More years ago than I care to remember I was working for a unit trust group as a marketing manager but looking to return to front-line advice.
I went to see an agency (something not to do if you want a leading firm to take you on, incidentally) and told them I was interested in a marketing role with an IFA and could sell as well. “IFAs don't have marketing departments,” I was told. It baffled me then and it still baffles me today – why not?
The last few years have seen a number of new mega-IFAs launched backed by City money. The accompanying press fanfare always trumpets the number of advisers that the firm expects to build over the next three years – some appear to be attempting to recruit every available RI in the land.
Rarely though is the announcement coupled with a statement of how the leads will be generated to support these huge numbers. Is it me – or is this the wrong way round?
Our own company was approached last year to be the founder firm of a new conglomerate. Out of curiosity I went to the meeting and was given a polished presentation on the intention to create a huge (and very expensive to run) firm.

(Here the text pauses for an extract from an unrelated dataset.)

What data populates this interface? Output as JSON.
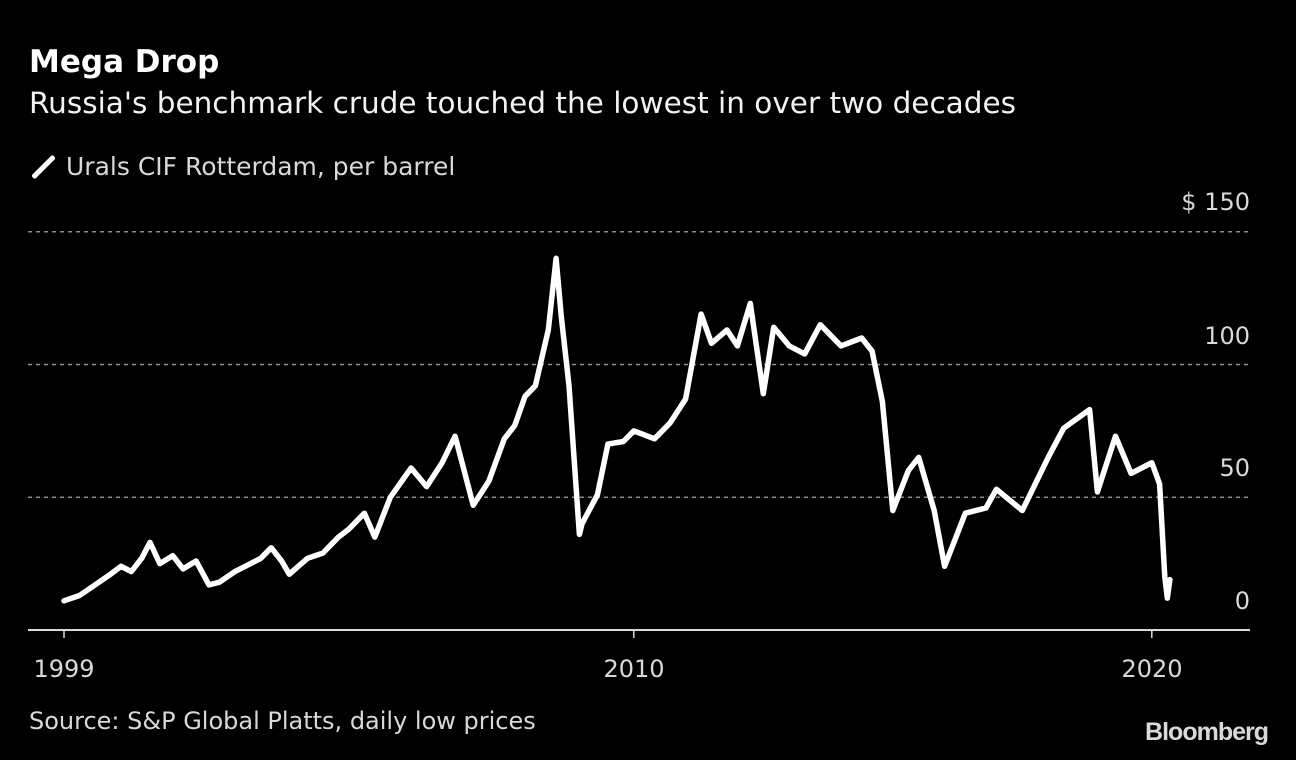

“Where will you get the sales leads from and how will you cope with stakeholder remuneration levels?” I asked. “Oh yes,” they replied, “we will need to look at that.” But here is the frightening point – they had already been given the money to form the firm. Mere details such as how they would ever find a client were not important.
I am one of those who believes in building a company in the opposite way – marketing led. Nothing seems more pointless or demoralising than having a highly skilled team of advisers sitting waiting for leads. I still believe that designing a good marketing campaign is one of the most difficult challenges.
It is certainly the field that is the most obvious when it fails – talking your way out of a 0.1 per cent response to a mailing requires huge imagination.
Do not worry about failure if you do decide to expand your marketing – it is inevitable. A one-in-three success rate is excellent. The trick is to test everything so that you only lose a little money with the failures.
I always compare a marketing exercise to an archer firing at a target, except the marketing target has no inner or outer ring – you either hit the bull's-eye or miss completely. When your test does hit the bull follow up immediately to take full advantage.
My point about marketing is not so narrow as it seems, as it returns to the question of where we, as IFAs, are heading. We know that independent advice will most likely lose its protected position with the death of polarisation.
We know, too, that our basis of remuneration is likely to come under pressure and even fundamental question. But we all totally accept that independent advice is best for clients.
The IFA market suffers from its cottage industry status with the vast majority of firms having fewer than four advisers. This makes our voice within the financial market much feebler than it deserves – particularly when up against the massive marketing budgets of the banks and product providers. IFAP does a good job but sometimes it seems to be one voice crying in the wilderness.
As market trends stand I think it is inevitable that IFA firms must become larger and better capitalised if we are to avoid becoming a very small, niche group within the adviser universe.
The day of the national firm may well be approaching but if that is the case it is likely to be those with lead generation in place that will triumph. Marketing will yet carry the day.